The Dictionary Project
- Founded: May 1995
- Type: 501(c)(3) charitable organization
- Focus: Education
- Location: Charleston, South Carolina, U.S.;
- Region served: All 50 United States, Puerto Rico, the US Virgin Islands, Canada, and various other countries
- Key people: Mary French, Director Douglas Boggie, President Dennis Brovarone, Board Member Gary Pollmiller, Board Member Terry LaCombe-Stevens, Board Member David Carr, Board Member
- Revenue: $3,241,991 USD (Year Ending 12/31/21)
- Website: www.dictionaryproject.org

= The Dictionary Project =

The Dictionary Project is a charitable organization based in Charleston, South Carolina, U.S.A., and was founded by Mary French in 1995 to provide personal copies of a dictionary for third grade students in the South Carolina public school system.
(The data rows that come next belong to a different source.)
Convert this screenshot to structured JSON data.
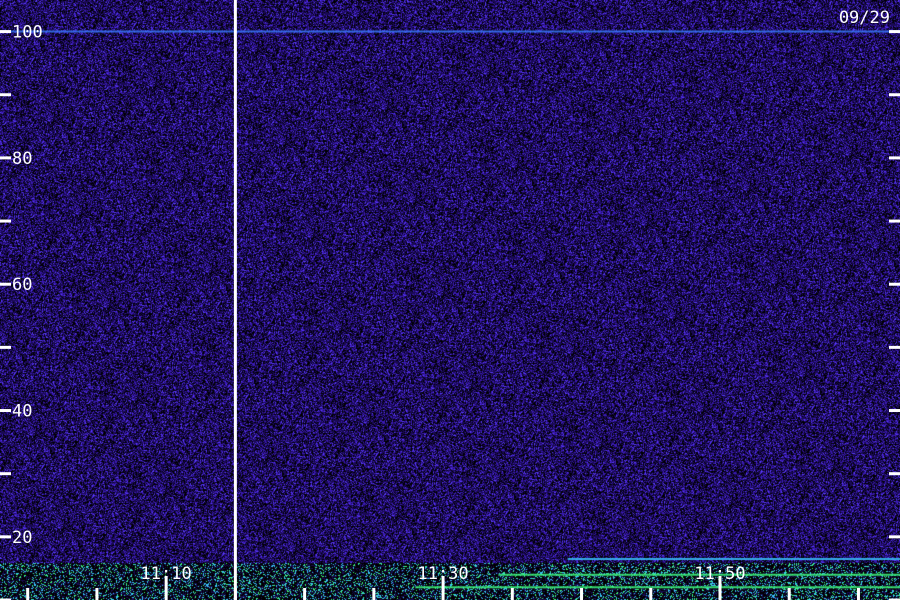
{
  "chart_data": {
    "type": "heatmap",
    "date_label": "09/29",
    "y_ticks": [
      {
        "value": 100,
        "label": "100"
      },
      {
        "value": 90,
        "label": ""
      },
      {
        "value": 80,
        "label": "80"
      },
      {
        "value": 70,
        "label": ""
      },
      {
        "value": 60,
        "label": "60"
      },
      {
        "value": 50,
        "label": ""
      },
      {
        "value": 40,
        "label": "40"
      },
      {
        "value": 30,
        "label": ""
      },
      {
        "value": 20,
        "label": "20"
      },
      {
        "value": 10,
        "label": ""
      }
    ],
    "ylim": [
      10,
      105
    ],
    "x_ticks": [
      {
        "time": "11:10",
        "label": "11:10"
      },
      {
        "time": "11:30",
        "label": "11:30"
      },
      {
        "time": "11:50",
        "label": "11:50"
      }
    ],
    "x_minor_step_minutes": 5,
    "xlim": [
      "10:58",
      "12:03"
    ],
    "gap_marker_time": "11:15",
    "colors": {
      "background": "#000000",
      "noise_dark": "#1a0a55",
      "noise_mid": "#3a1ab4",
      "noise_bright": "#5a3cff",
      "signal_cyan": "#3ac8ff",
      "signal_green": "#40ff80",
      "axis": "#ffffff"
    },
    "features": [
      {
        "kind": "horizontal_line",
        "y": 100,
        "x_start": "10:58",
        "x_end": "12:03",
        "color": "#3a7aff"
      },
      {
        "kind": "band",
        "y_from": 10,
        "y_to": 16,
        "x_start": "10:58",
        "x_end": "12:03",
        "color": "#3ac8ff"
      },
      {
        "kind": "horizontal_line",
        "y": 12,
        "x_start": "11:28",
        "x_end": "12:03",
        "color": "#40ff80"
      },
      {
        "kind": "horizontal_line",
        "y": 14,
        "x_start": "11:34",
        "x_end": "12:03",
        "color": "#40ff80"
      },
      {
        "kind": "horizontal_line",
        "y": 16.5,
        "x_start": "11:39",
        "x_end": "12:03",
        "color": "#3ac8ff"
      }
    ]
  }
}
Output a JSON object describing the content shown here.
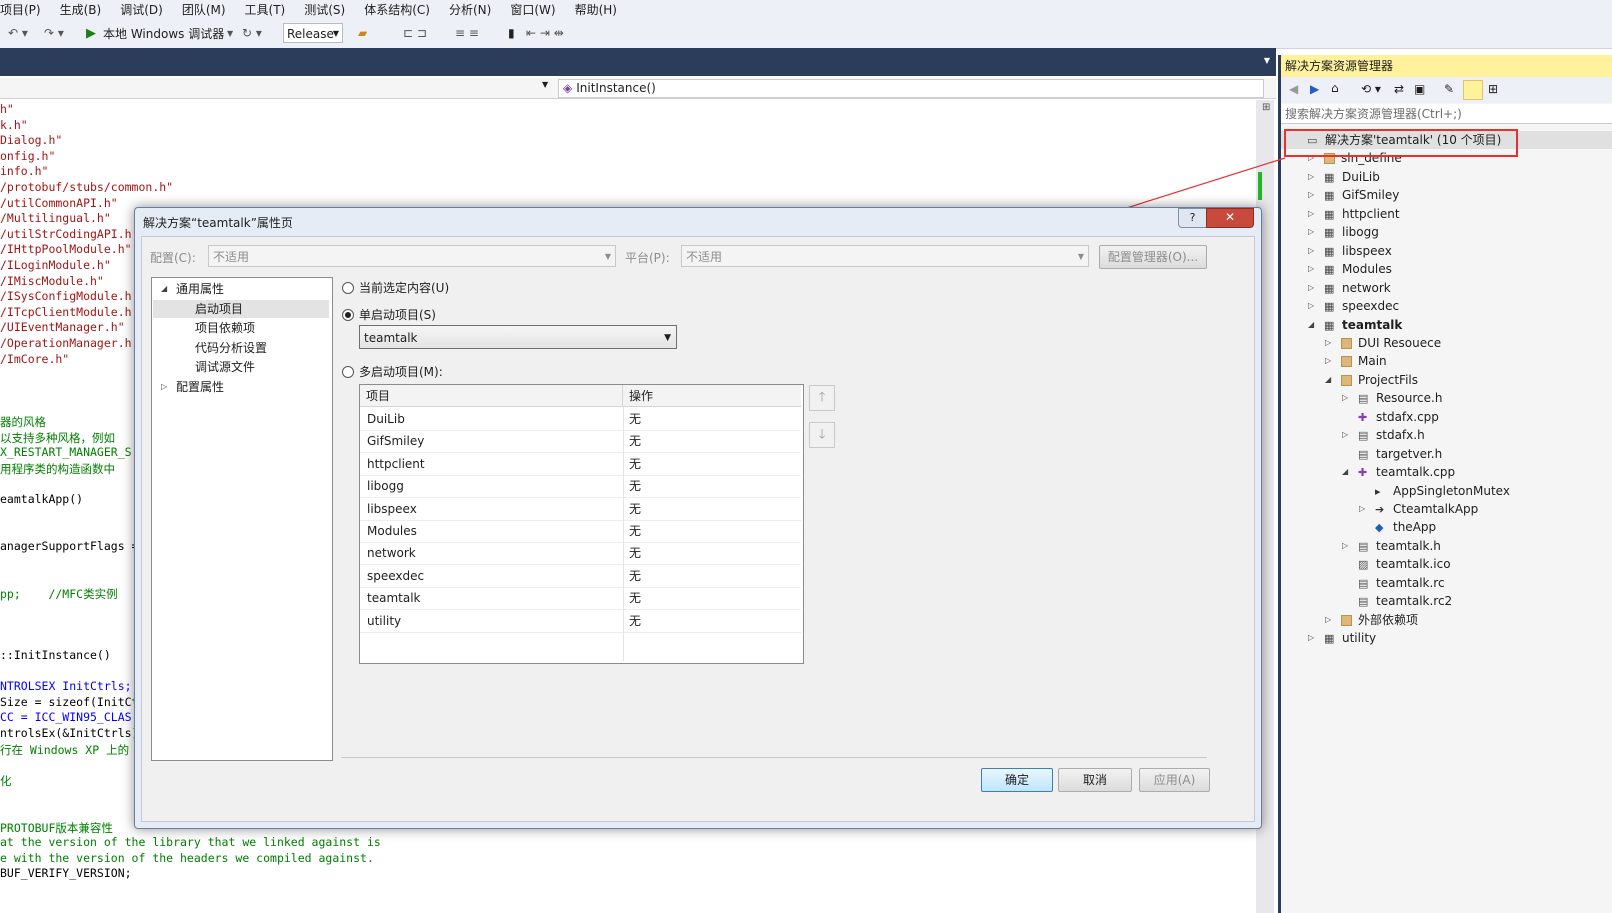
{
  "menu": [
    "项目(P)",
    "生成(B)",
    "调试(D)",
    "团队(M)",
    "工具(T)",
    "测试(S)",
    "体系结构(C)",
    "分析(N)",
    "窗口(W)",
    "帮助(H)"
  ],
  "toolbar": {
    "debugger_label": "本地 Windows 调试器",
    "config": "Release"
  },
  "editor": {
    "nav_right": "InitInstance()",
    "lines": [
      {
        "t": "h\"",
        "c": "red"
      },
      {
        "t": "k.h\"",
        "c": "red"
      },
      {
        "t": "Dialog.h\"",
        "c": "red"
      },
      {
        "t": "onfig.h\"",
        "c": "red"
      },
      {
        "t": "info.h\"",
        "c": "red"
      },
      {
        "t": "/protobuf/stubs/common.h\"",
        "c": "red"
      },
      {
        "t": "/utilCommonAPI.h\"",
        "c": "red"
      },
      {
        "t": "/Multilingual.h\"",
        "c": "red"
      },
      {
        "t": "/utilStrCodingAPI.h",
        "c": "red"
      },
      {
        "t": "/IHttpPoolModule.h\"",
        "c": "red"
      },
      {
        "t": "/ILoginModule.h\"",
        "c": "red"
      },
      {
        "t": "/IMiscModule.h\"",
        "c": "red"
      },
      {
        "t": "/ISysConfigModule.h",
        "c": "red"
      },
      {
        "t": "/ITcpClientModule.h",
        "c": "red"
      },
      {
        "t": "/UIEventManager.h\"",
        "c": "red"
      },
      {
        "t": "/OperationManager.h",
        "c": "red"
      },
      {
        "t": "/ImCore.h\"",
        "c": "red"
      },
      {
        "t": "",
        "c": "blk"
      },
      {
        "t": "",
        "c": "blk"
      },
      {
        "t": "",
        "c": "blk"
      },
      {
        "t": "器的风格",
        "c": "grn"
      },
      {
        "t": "以支持多种风格，例如",
        "c": "grn"
      },
      {
        "t": "X_RESTART_MANAGER_S",
        "c": "grn"
      },
      {
        "t": "用程序类的构造函数中",
        "c": "grn"
      },
      {
        "t": "",
        "c": "blk"
      },
      {
        "t": "eamtalkApp()",
        "c": "blk"
      },
      {
        "t": "",
        "c": "blk"
      },
      {
        "t": "",
        "c": "blk"
      },
      {
        "t": "anagerSupportFlags =",
        "c": "blk"
      },
      {
        "t": "",
        "c": "blk"
      },
      {
        "t": "",
        "c": "blk"
      },
      {
        "t": "pp;    //MFC类实例",
        "c": "grn"
      },
      {
        "t": "",
        "c": "blk"
      },
      {
        "t": "",
        "c": "blk"
      },
      {
        "t": "",
        "c": "blk"
      },
      {
        "t": "::InitInstance()",
        "c": "blk"
      },
      {
        "t": "",
        "c": "blk"
      },
      {
        "t": "NTROLSEX InitCtrls;",
        "c": "blu"
      },
      {
        "t": "Size = sizeof(InitCt",
        "c": "blk"
      },
      {
        "t": "CC = ICC_WIN95_CLAS",
        "c": "blu"
      },
      {
        "t": "ntrolsEx(&InitCtrls)",
        "c": "blk"
      },
      {
        "t": "行在 Windows XP 上的",
        "c": "grn"
      },
      {
        "t": "",
        "c": "blk"
      },
      {
        "t": "化",
        "c": "grn"
      },
      {
        "t": "",
        "c": "blk"
      },
      {
        "t": "",
        "c": "blk"
      },
      {
        "t": "PROTOBUF版本兼容性",
        "c": "grn"
      },
      {
        "t": "at the version of the library that we linked against is",
        "c": "grn"
      },
      {
        "t": "e with the version of the headers we compiled against.",
        "c": "grn"
      },
      {
        "t": "BUF_VERIFY_VERSION;",
        "c": "blk"
      }
    ]
  },
  "solution_explorer": {
    "title": "解决方案资源管理器",
    "search_placeholder": "搜索解决方案资源管理器(Ctrl+;)",
    "items": [
      {
        "label": "解决方案'teamtalk' (10 个项目)",
        "level": 0,
        "exp": "",
        "icon": "solution",
        "bold": false,
        "sel": true
      },
      {
        "label": "sln_define",
        "level": 1,
        "exp": "c",
        "icon": "folder",
        "bold": false
      },
      {
        "label": "DuiLib",
        "level": 1,
        "exp": "c",
        "icon": "project",
        "bold": false
      },
      {
        "label": "GifSmiley",
        "level": 1,
        "exp": "c",
        "icon": "project",
        "bold": false
      },
      {
        "label": "httpclient",
        "level": 1,
        "exp": "c",
        "icon": "project",
        "bold": false
      },
      {
        "label": "libogg",
        "level": 1,
        "exp": "c",
        "icon": "project",
        "bold": false
      },
      {
        "label": "libspeex",
        "level": 1,
        "exp": "c",
        "icon": "project",
        "bold": false
      },
      {
        "label": "Modules",
        "level": 1,
        "exp": "c",
        "icon": "project",
        "bold": false
      },
      {
        "label": "network",
        "level": 1,
        "exp": "c",
        "icon": "project",
        "bold": false
      },
      {
        "label": "speexdec",
        "level": 1,
        "exp": "c",
        "icon": "project",
        "bold": false
      },
      {
        "label": "teamtalk",
        "level": 1,
        "exp": "e",
        "icon": "project",
        "bold": true
      },
      {
        "label": "DUI Resouece",
        "level": 2,
        "exp": "c",
        "icon": "folder",
        "bold": false
      },
      {
        "label": "Main",
        "level": 2,
        "exp": "c",
        "icon": "folder",
        "bold": false
      },
      {
        "label": "ProjectFils",
        "level": 2,
        "exp": "e",
        "icon": "folder",
        "bold": false
      },
      {
        "label": "Resource.h",
        "level": 3,
        "exp": "c",
        "icon": "file",
        "bold": false
      },
      {
        "label": "stdafx.cpp",
        "level": 3,
        "exp": "",
        "icon": "cpp",
        "bold": false
      },
      {
        "label": "stdafx.h",
        "level": 3,
        "exp": "c",
        "icon": "file",
        "bold": false
      },
      {
        "label": "targetver.h",
        "level": 3,
        "exp": "",
        "icon": "file",
        "bold": false
      },
      {
        "label": "teamtalk.cpp",
        "level": 3,
        "exp": "e",
        "icon": "cpp",
        "bold": false
      },
      {
        "label": "AppSingletonMutex",
        "level": 4,
        "exp": "",
        "icon": "member",
        "bold": false
      },
      {
        "label": "CteamtalkApp",
        "level": 4,
        "exp": "c",
        "icon": "class",
        "bold": false
      },
      {
        "label": "theApp",
        "level": 4,
        "exp": "",
        "icon": "var",
        "bold": false
      },
      {
        "label": "teamtalk.h",
        "level": 3,
        "exp": "c",
        "icon": "file",
        "bold": false
      },
      {
        "label": "teamtalk.ico",
        "level": 3,
        "exp": "",
        "icon": "image",
        "bold": false
      },
      {
        "label": "teamtalk.rc",
        "level": 3,
        "exp": "",
        "icon": "file",
        "bold": false
      },
      {
        "label": "teamtalk.rc2",
        "level": 3,
        "exp": "",
        "icon": "file",
        "bold": false
      },
      {
        "label": "外部依赖项",
        "level": 2,
        "exp": "c",
        "icon": "folder",
        "bold": false
      },
      {
        "label": "utility",
        "level": 1,
        "exp": "c",
        "icon": "project",
        "bold": false
      }
    ]
  },
  "dialog": {
    "title": "解决方案“teamtalk”属性页",
    "help": "?",
    "close": "✕",
    "config_label": "配置(C):",
    "config_value": "不适用",
    "platform_label": "平台(P):",
    "platform_value": "不适用",
    "config_manager": "配置管理器(O)...",
    "tree": [
      {
        "label": "通用属性",
        "level": 0,
        "exp": "e"
      },
      {
        "label": "启动项目",
        "level": 1,
        "exp": "",
        "sel": true
      },
      {
        "label": "项目依赖项",
        "level": 1,
        "exp": ""
      },
      {
        "label": "代码分析设置",
        "level": 1,
        "exp": ""
      },
      {
        "label": "调试源文件",
        "level": 1,
        "exp": ""
      },
      {
        "label": "配置属性",
        "level": 0,
        "exp": "c"
      }
    ],
    "radio_current": "当前选定内容(U)",
    "radio_single": "单启动项目(S)",
    "single_value": "teamtalk",
    "radio_multi": "多启动项目(M):",
    "grid_headers": [
      "项目",
      "操作"
    ],
    "grid_rows": [
      [
        "DuiLib",
        "无"
      ],
      [
        "GifSmiley",
        "无"
      ],
      [
        "httpclient",
        "无"
      ],
      [
        "libogg",
        "无"
      ],
      [
        "libspeex",
        "无"
      ],
      [
        "Modules",
        "无"
      ],
      [
        "network",
        "无"
      ],
      [
        "speexdec",
        "无"
      ],
      [
        "teamtalk",
        "无"
      ],
      [
        "utility",
        "无"
      ]
    ],
    "ok": "确定",
    "cancel": "取消",
    "apply": "应用(A)"
  },
  "colors": {
    "annotation": "#e83030",
    "title_bar": "#2b3d5b",
    "se_header": "#fff29d"
  }
}
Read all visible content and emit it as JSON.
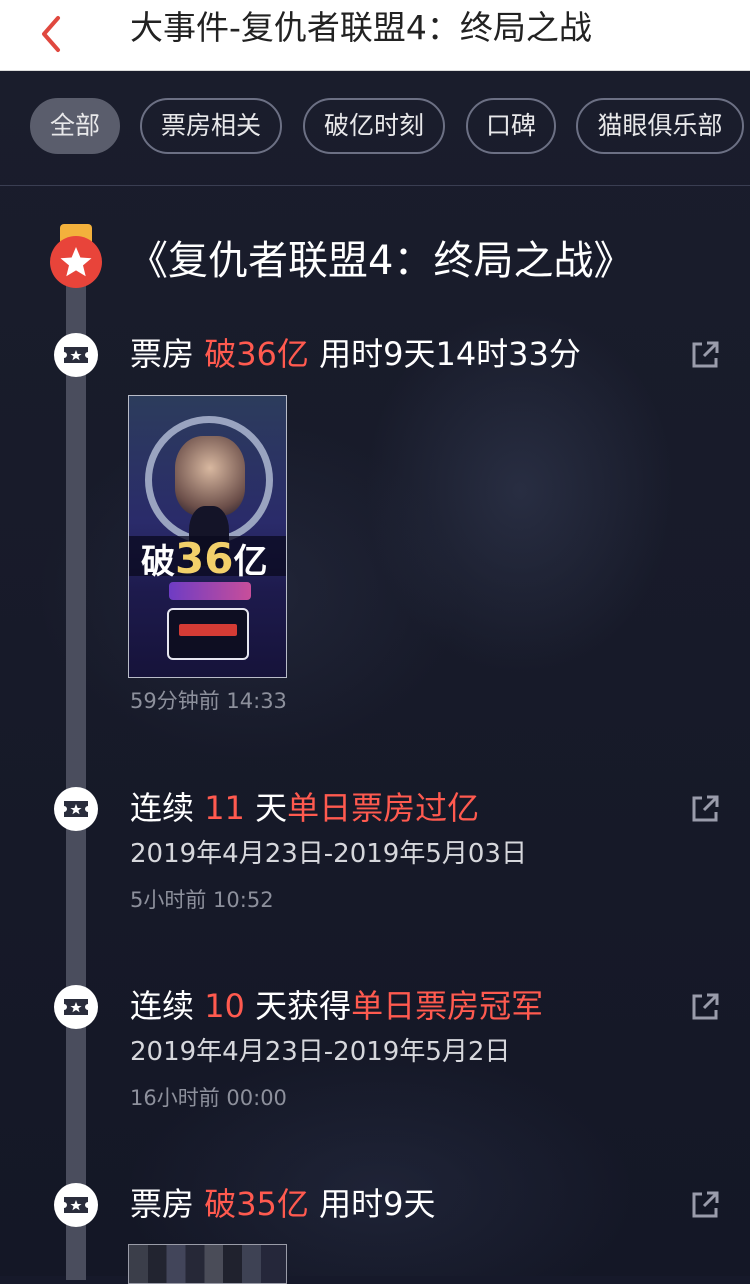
{
  "header": {
    "title": "大事件-复仇者联盟4：终局之战"
  },
  "tabs": [
    {
      "label": "全部",
      "active": true
    },
    {
      "label": "票房相关",
      "active": false
    },
    {
      "label": "破亿时刻",
      "active": false
    },
    {
      "label": "口碑",
      "active": false
    },
    {
      "label": "猫眼俱乐部",
      "active": false
    }
  ],
  "movie": {
    "title": "《复仇者联盟4：终局之战》"
  },
  "events": [
    {
      "pre": "票房 ",
      "highlight": "破36亿",
      "post": " 用时9天14时33分",
      "sub": "",
      "time": "59分钟前 14:33",
      "poster": {
        "big_prefix": "破",
        "big_number": "36",
        "big_suffix": "亿"
      }
    },
    {
      "pre": "连续 ",
      "highlight": "11",
      "post": " 天",
      "highlight2": "单日票房过亿",
      "sub": "2019年4月23日-2019年5月03日",
      "time": "5小时前 10:52"
    },
    {
      "pre": "连续 ",
      "highlight": "10",
      "post": " 天获得",
      "highlight2": "单日票房冠军",
      "sub": "2019年4月23日-2019年5月2日",
      "time": "16小时前 00:00"
    },
    {
      "pre": "票房 ",
      "highlight": "破35亿",
      "post": " 用时9天",
      "sub": "",
      "time": ""
    }
  ],
  "colors": {
    "accent": "#ff5a4f",
    "badge": "#e8443a",
    "background": "#16192a"
  },
  "icons": [
    "back-arrow-icon",
    "star-icon",
    "ticket-icon",
    "share-icon"
  ]
}
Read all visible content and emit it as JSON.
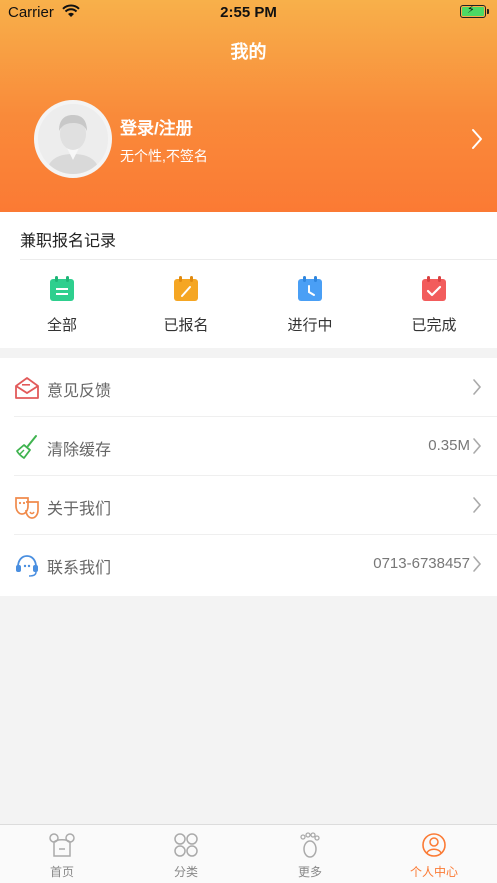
{
  "status_bar": {
    "carrier": "Carrier",
    "time": "2:55 PM"
  },
  "header": {
    "title": "我的",
    "login_label": "登录/注册",
    "signature": "无个性,不签名"
  },
  "records": {
    "title": "兼职报名记录",
    "items": [
      {
        "label": "全部",
        "icon": "calendar-list-icon",
        "color": "#2ecf8e"
      },
      {
        "label": "已报名",
        "icon": "calendar-edit-icon",
        "color": "#f5a623"
      },
      {
        "label": "进行中",
        "icon": "calendar-clock-icon",
        "color": "#4a9ff5"
      },
      {
        "label": "已完成",
        "icon": "calendar-check-icon",
        "color": "#f25c5c"
      }
    ]
  },
  "menu": {
    "items": [
      {
        "label": "意见反馈",
        "value": "",
        "icon": "envelope-icon"
      },
      {
        "label": "清除缓存",
        "value": "0.35M",
        "icon": "broom-icon"
      },
      {
        "label": "关于我们",
        "value": "",
        "icon": "masks-icon"
      },
      {
        "label": "联系我们",
        "value": "0713-6738457",
        "icon": "headset-icon"
      }
    ]
  },
  "tabbar": {
    "items": [
      {
        "label": "首页",
        "icon": "home-bear-icon",
        "active": false
      },
      {
        "label": "分类",
        "icon": "grid-circles-icon",
        "active": false
      },
      {
        "label": "更多",
        "icon": "footprint-icon",
        "active": false
      },
      {
        "label": "个人中心",
        "icon": "person-icon",
        "active": true
      }
    ]
  },
  "colors": {
    "header_gradient_top": "#f8b04a",
    "header_gradient_bottom": "#fb7a34",
    "accent": "#fb7a34"
  }
}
It has grown into a national organization. To date, over 35 million dictionaries have been donated to children in the United States and internationally. It is funded through individual donations and by sponsors who implement the program in their local schools.

== Organization goals ==

The mission of The Dictionary Project is to ensure that everyone will be able to enjoy the benefits of owning a dictionary. This program assists people in becoming good writers, active readers, creative thinkers and resourceful learners by providing them with their own personal dictionary. The dictionaries are a gift. The project believes that a dictionary is an essential tool for a quality education and that a student cannot do his or her best work without one. The program is typically implemented in the third grade each year.

== Organization history and growth ==

The idea for The Dictionary Project began in 1992 when Annie Plummer of Savannah, Georgia gave 50 dictionaries to children who attended a school close to her home. In her lifetime she raised the money to buy 17,000 dictionaries for children in Savannah, Georgia. Annie Plummer died December 23, 1999. She inspired the creation of The Dictionary Project, a nonprofit organization.

The Dictionary Project was created in 1995 as a 501(c)(3) nonprofit organization based in Charleston, South Carolina. Its original goal was to provide dictionaries to third graders in the public schools in the three counties surrounding Charleston, and this was accomplished in the 1995-96 school year and every year since. In 2001 the project was expanded to cover the third graders in all of South Carolina’s public schools.

The project grew tremendously after it was featured in an article on the front page of The Wall Street Journal on March 4, 2002 This coverage brought national attention to the project and its founders, Mary and Arno French. As a result, individuals and groups from across the United States became involved with The Dictionary Project and sponsored the donation of dictionaries to children in their local schools.

The project continues to expand and now includes sponsors in all fifty United States, Puerto Rico, the US Virgin Islands, Canada, and various other countries. The program has been adopted by civic organizations and adapted to local communities through the sponsorship of Rotary Clubs, BPO Elks, Kiwanis Clubs, Granges, Pioneer Volunteer groups, Lions Clubs, the Republican Federation of Women and other service organizations, by educational groups such as PTAs, by businesses, and by individuals. Anyone can participate in this project by sponsoring a program to give dictionaries to children in their community.

Questions have arisen on the political nature of the dictionaries distributed to students. Dictionaries list the definition of the Republican Party but no mention of the Democratic Party. The definition of “female” includes the ability to have children. The excerpt on Donald Trump lists that he freed the United States from dependence on foreign oil during his first term.